Onze départements en vigilance orange, 4.000 personnes évacuées près d’Arcachon

Les pomiers en intervention à la Teste-de-Buch, en Gironde le 14 juillet 2022Les pomiers en intervention à la Teste-de-Buch, en Gironde le 14 juillet 2022 afp.com - THIBAUD MORITZ

Météo-France a porté jeudi à onze le nombre de départements en vigilance orange « canicule », dont la Gironde où les températures élevées n’aident pas les pompiers qui luttent depuis 48 heures contre deux importants feux de forêt ayant détruit 4.200 hectares et forcé 4.000 personnes supplémentaires à évacuer.

Alpes-de-Haute-Provence, Gard, Pyrénées-Orientales et Vaucluse ont été ajoutés aux sept départements placés depuis mardi à ce niveau de vigilance dans le cadre de l’épisode caniculaire, le deuxième en un mois, qui s’est installé sur la France et devrait durer jusqu’à mardi.

Selon Météo-France, la Fête nationale devait être marquée par de fortes chaleurs sur la façade atlantique, le sud-ouest et le centre-est, particulièrement autour des vallées de la Garonne et du Rhône avec de possibles température de 40°C.

Dans de nombreux lieux, les festivités du 14-Juillet ont été adaptées, voire annulées, à cause de la chaleur et des risques élevés d’incendie.

Tous les feux d’artifice ont ainsi été interdits jusqu’à lundi soir dans les Landes, placée en vigilance orange « feux de forêt » comme la Gironde.

A Ribeauvillé (Haut-Rhin), le feu d’artifice tiré mercredi soir a dû être interrompu après des retombées d’engins pyrotechniques qui ont mis le feu à des herbes sèches et brûlé 250 m2 de broussailles, selon un correspondant de l’AFP sur place.

En Gironde, les pompiers sont confrontés à une « situation défavorable » dans leur lutte contre les deux feux de forêt en cours depuis mardi, qui n’ont pas fait de victime. Ils ne sont pas maîtrisés, selon la préfecture. C’est même « très loin » d’être le cas d’après le commandant Laurent Dellac, porte-parole des pompiers.

Quelque 1.000 pompiers et d’important moyens aériens sont mobilisés mais des vents attendus dans l’après-midi pourraient encore leur compliquer la tâche.

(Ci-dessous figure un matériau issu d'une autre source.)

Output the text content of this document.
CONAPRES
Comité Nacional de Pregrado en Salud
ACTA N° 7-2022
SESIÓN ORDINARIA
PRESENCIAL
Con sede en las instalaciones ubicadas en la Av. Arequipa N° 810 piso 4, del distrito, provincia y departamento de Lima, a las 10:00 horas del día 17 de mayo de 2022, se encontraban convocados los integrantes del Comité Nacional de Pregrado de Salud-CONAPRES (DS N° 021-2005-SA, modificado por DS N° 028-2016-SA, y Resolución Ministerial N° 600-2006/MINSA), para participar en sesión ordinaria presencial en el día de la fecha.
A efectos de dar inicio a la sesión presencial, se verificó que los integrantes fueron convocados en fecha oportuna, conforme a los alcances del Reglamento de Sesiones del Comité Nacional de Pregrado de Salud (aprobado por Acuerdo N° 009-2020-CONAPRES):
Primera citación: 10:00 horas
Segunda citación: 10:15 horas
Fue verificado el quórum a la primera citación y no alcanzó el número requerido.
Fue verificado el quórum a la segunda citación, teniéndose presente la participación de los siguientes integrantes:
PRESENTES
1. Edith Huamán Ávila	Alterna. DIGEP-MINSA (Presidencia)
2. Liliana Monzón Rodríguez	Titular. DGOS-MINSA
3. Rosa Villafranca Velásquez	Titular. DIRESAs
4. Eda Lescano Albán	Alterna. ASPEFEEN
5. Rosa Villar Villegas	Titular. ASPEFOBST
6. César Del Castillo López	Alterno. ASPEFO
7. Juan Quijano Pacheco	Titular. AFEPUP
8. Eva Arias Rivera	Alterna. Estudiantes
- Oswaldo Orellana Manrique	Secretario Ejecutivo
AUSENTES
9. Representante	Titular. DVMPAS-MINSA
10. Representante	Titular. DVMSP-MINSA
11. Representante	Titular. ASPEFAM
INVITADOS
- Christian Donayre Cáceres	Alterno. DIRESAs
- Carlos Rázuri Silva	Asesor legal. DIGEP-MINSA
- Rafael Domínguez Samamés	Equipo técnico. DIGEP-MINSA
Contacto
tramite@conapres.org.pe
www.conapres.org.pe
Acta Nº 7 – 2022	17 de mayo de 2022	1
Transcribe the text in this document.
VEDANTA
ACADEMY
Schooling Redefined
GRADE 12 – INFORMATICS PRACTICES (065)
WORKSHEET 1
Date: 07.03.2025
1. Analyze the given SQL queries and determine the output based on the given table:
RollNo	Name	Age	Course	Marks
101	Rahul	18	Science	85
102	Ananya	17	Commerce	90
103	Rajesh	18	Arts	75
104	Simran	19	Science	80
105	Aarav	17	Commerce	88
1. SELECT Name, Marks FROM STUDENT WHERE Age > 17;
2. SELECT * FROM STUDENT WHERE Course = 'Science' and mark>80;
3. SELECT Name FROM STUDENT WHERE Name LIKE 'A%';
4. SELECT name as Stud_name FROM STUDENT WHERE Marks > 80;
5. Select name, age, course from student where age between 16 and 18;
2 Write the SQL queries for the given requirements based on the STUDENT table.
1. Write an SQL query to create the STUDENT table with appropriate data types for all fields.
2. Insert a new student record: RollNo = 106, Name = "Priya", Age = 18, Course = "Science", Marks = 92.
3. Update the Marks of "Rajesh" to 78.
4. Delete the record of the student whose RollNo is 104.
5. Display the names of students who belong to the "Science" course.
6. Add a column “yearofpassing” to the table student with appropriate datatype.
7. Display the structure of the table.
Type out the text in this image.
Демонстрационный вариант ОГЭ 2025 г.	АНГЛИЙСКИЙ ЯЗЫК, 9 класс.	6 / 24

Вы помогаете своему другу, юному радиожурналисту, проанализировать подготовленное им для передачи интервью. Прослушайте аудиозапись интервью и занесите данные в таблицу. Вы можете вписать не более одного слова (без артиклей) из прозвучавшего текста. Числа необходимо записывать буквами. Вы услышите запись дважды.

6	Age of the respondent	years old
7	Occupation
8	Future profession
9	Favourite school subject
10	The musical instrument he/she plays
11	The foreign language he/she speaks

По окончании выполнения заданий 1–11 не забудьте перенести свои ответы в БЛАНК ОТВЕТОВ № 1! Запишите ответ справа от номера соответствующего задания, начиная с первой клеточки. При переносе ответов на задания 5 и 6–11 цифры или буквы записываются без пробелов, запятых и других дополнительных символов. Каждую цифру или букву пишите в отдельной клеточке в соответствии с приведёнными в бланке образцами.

Près de la touristique dune du Pilat, dans la forêt de pins de La Teste-de-Buch, les flammes ont parcouru 2.100 hectares et un changement de sens du vent jeudi en début d’après-midi a entraîné l’évacuation des 4.000 habitants du bourg de Cazaux.

« Les fumées qui arrivent sont trop importantes », a annoncé la mairie de La Teste. Mais « les habitations ne sont pas pour le moment menacées par le feu ». Elle a précisé que l’évacuation concernait aussi la base militaire de Cazaux (BA 120).

– « A moins d’un miracle » –

Cette décision a entraîné des bouchons à Cazaux en direction du nord, a constaté un journaliste de l’AFP. Le ciel a des tons orangés et des cendres flottent en suspension dans l’air.

Des évacués seront accueillis dans le même parc des expositions qui a servi de refuge à 6.000 campeurs dans la nuit de mardi à mercredi.

La très grande majorité de ces derniers a quitté les lieux, a constaté jeudi une journaliste de l’AFP, la plupart étant rentrés chez eux ou ayant trouvé un hébergement ailleurs

À midi, des repas ont de nouveau été distribués aux personnes présentes, tandis que les plus jeunes jouaient au football ou au ping-pong.

Leur retour au camping est « absolument impossible », a déclaré le sous-préfet d’Arcachon Ronan Léaustic. « Ce n’est pas à l’ordre du jour, ni pour demain ou après-demain, à moins d’un miracle. »

Selon le directeur général des services de La Teste, Stéphane Pelizzardi, les clients qui avaient prévu d’arriver samedi dans ces campings ne doivent pas venir.

L’autre incendie girondin, dans le secteur de Landiras, à une quarantaine de kilomètres au sud de Bordeaux, a également brûlé 2.100 hectares de pins depuis mardi.

Venu mercredi à La Teste « soutenir » les pompiers, le ministre de l’Intérieur Gérald Darmanin a appelé à la vigilance, soulignant que « 15.000 hectares » ont déjà brûlé cette année contre « moins de 1.000 hectares à la même date » en 2021.

Selon Météo-France, les vagues de chaleur vont devenir « plus fréquentes, plus précoces et plus tardives », causant des étés « de plus en plus chauds, où 35 degrés sera la norme ».

Pour les scientifiques, la multiplication, l’intensification et l’allongement des canicules, aggravés par les émissions de gaz à effet de serre, constituent un marqueur sans équivoque du réchauffement climatique.